C When division, MSB get set

I'm working on a memory address based problem and I found this is very confusing (Below algorithm is mainly calculate the address difference between "Value" and "nv_var.EEStart"):

    ValueI = (int*)(Value);     // ValueI is int*
    EP = (int)(&nv_var.EEStart);            // EP is int
    E = (long)(EP);                         // E is long
    V = (long)(ValueI);                     // V is long
    adr = (V - E) / 2L;                     // adr is long
    printf("Current V: %.8x\n", V);
    printf("Current E: %.8x\n", E);
    printf("V-E    is: %.8x\n", (V - E));
    printf("V-E/2L is: %.8x\n", (V - E) / 2L);
    printf("address is %.8x\n", adr);

Then I got the following output:

Current V: 00439488
Current E: 004391e0
V-E    is: 000002a8
V-E/2L is: 80000154
address is 80000154
Modbuss address:-2147474308

What confused me is my V-E is actually the expected result, but when I divide this number by 2, the result should be 0x00000154, but I got 0x80000154. I'm using gcc compiler without any extra flag, and the expected result should be 0x154.

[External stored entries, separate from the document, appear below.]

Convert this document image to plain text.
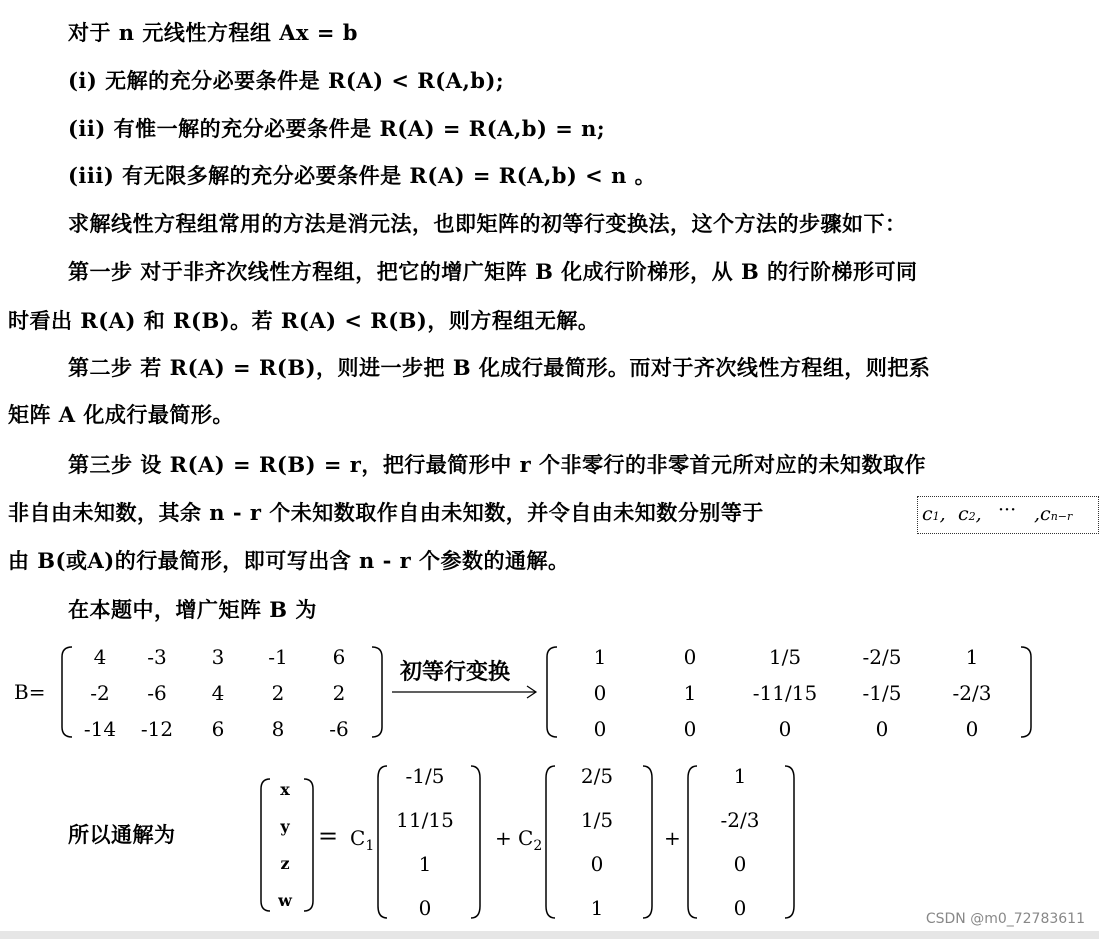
对于 n 元线性方程组 Ax = b
(i) 无解的充分必要条件是 R(A) < R(A,b);
(ii) 有惟一解的充分必要条件是 R(A) = R(A,b) = n;
(iii) 有无限多解的充分必要条件是 R(A) = R(A,b) < n 。
求解线性方程组常用的方法是消元法，也即矩阵的初等行变换法，这个方法的步骤如下：
第一步 对于非齐次线性方程组，把它的增广矩阵 B 化成行阶梯形，从 B 的行阶梯形可同
时看出 R(A) 和 R(B)。若 R(A) < R(B)，则方程组无解。
第二步 若 R(A) = R(B)，则进一步把 B 化成行最简形。而对于齐次线性方程组，则把系
矩阵 A 化成行最简形。
第三步 设 R(A) = R(B) = r，把行最简形中 r 个非零行的非零首元所对应的未知数取作
非自由未知数，其余 n - r 个未知数取作自由未知数，并令自由未知数分别等于	c1, c2, ··· ,cn−r
由 B(或A)的行最简形，即可写出含 n - r 个参数的通解。
在本题中，增广矩阵 B 为
B=
4	-3	3	-1	6
-2	-6	4	2	2
-14	-12	6	8	-6
初等行变换
1	0	1/5	-2/5	1
0	1	-11/15	-1/5	-2/3
0	0	0	0	0
所以通解为
x
y
z
w
= $C_1$
-1/5
11/15
1
0
+ $C_2$
2/5
1/5
0
1
+
1
-2/3
0
0	CSDN @m0_72783611
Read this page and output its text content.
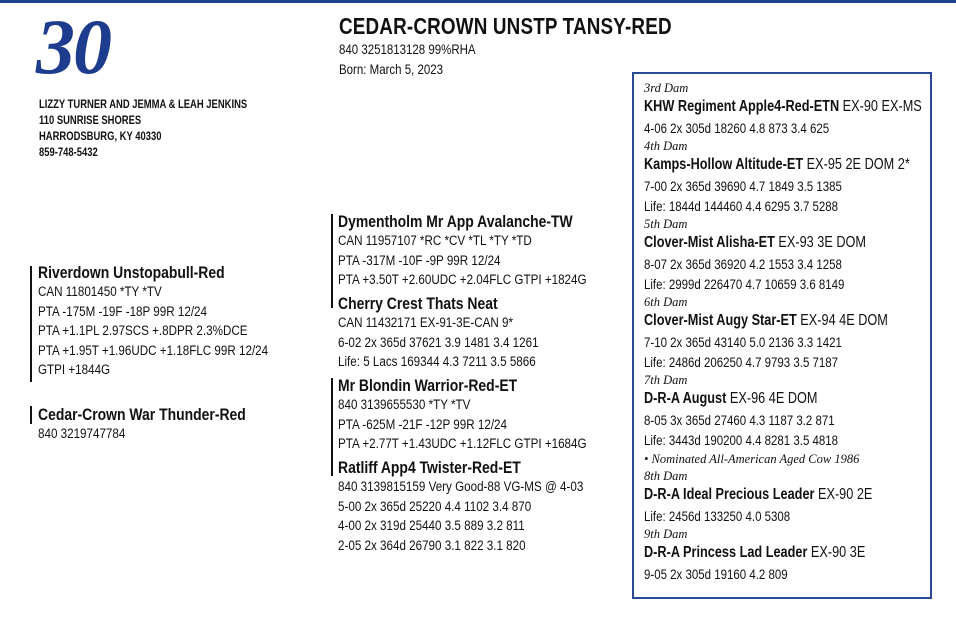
30
LIZZY TURNER AND JEMMA & LEAH JENKINS
110 SUNRISE SHORES
HARRODSBURG, KY 40330
859-748-5432
CEDAR-CROWN UNSTP TANSY-RED
840 3251813128 99%RHA
Born: March 5, 2023
Riverdown Unstopabull-Red
CAN 11801450 *TY *TV
PTA -175M -19F -18P 99R 12/24
PTA +1.1PL 2.97SCS +.8DPR 2.3%DCE
PTA +1.95T +1.96UDC +1.18FLC 99R 12/24
GTPI +1844G
Cedar-Crown War Thunder-Red
840 3219747784
Dymentholm Mr App Avalanche-TW
CAN 11957107 *RC *CV *TL *TY *TD
PTA -317M -10F -9P 99R 12/24
PTA +3.50T +2.60UDC +2.04FLC GTPI +1824G
Cherry Crest Thats Neat
CAN 11432171 EX-91-3E-CAN 9*
6-02 2x 365d 37621 3.9 1481 3.4 1261
Life: 5 Lacs 169344 4.3 7211 3.5 5866
Mr Blondin Warrior-Red-ET
840 3139655530 *TY *TV
PTA -625M -21F -12P 99R 12/24
PTA +2.77T +1.43UDC +1.12FLC GTPI +1684G
Ratliff App4 Twister-Red-ET
840 3139815159 Very Good-88 VG-MS @ 4-03
5-00 2x 365d 25220 4.4 1102 3.4 870
4-00 2x 319d 25440 3.5 889 3.2 811
2-05 2x 364d 26790 3.1 822 3.1 820
3rd Dam
KHW Regiment Apple4-Red-ETN EX-90 EX-MS
4-06 2x 305d 18260 4.8 873 3.4 625
4th Dam
Kamps-Hollow Altitude-ET EX-95 2E DOM 2*
7-00 2x 365d 39690 4.7 1849 3.5 1385
Life: 1844d 144460 4.4 6295 3.7 5288
5th Dam
Clover-Mist Alisha-ET EX-93 3E DOM
8-07 2x 365d 36920 4.2 1553 3.4 1258
Life: 2999d 226470 4.7 10659 3.6 8149
6th Dam
Clover-Mist Augy Star-ET EX-94 4E DOM
7-10 2x 365d 43140 5.0 2136 3.3 1421
Life: 2486d 206250 4.7 9793 3.5 7187
7th Dam
D-R-A August EX-96 4E DOM
8-05 3x 365d 27460 4.3 1187 3.2 871
Life: 3443d 190200 4.4 8281 3.5 4818
• Nominated All-American Aged Cow 1986
8th Dam
D-R-A Ideal Precious Leader EX-90 2E
Life: 2456d 133250 4.0 5308
9th Dam
D-R-A Princess Lad Leader EX-90 3E
9-05 2x 305d 19160 4.2 809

I can improve it easily by masking off the MSB, but I just wondering why this will happen.

Thanks for all the help.

Your program has potential and actual undefined behavior all over the place, but the core problem is likely in part of the code you're not showing: the types of E and V. I suspect they're long. At least (V-E)/2L has type long (or wider), and when you pass that as the argument for a %x format specifier, you get undefined behavior. What's likely happening is that V-E has nonzero bits above bit 31, and your system's implementation of printf (or argument-passing ABI) masks off all the bits outside the size of unsigned int when printing/reading an argument for %x. But after dividing by 2, a nonzero bit 32 has been shifted down to bit 31 and shows in the (UB) printf output.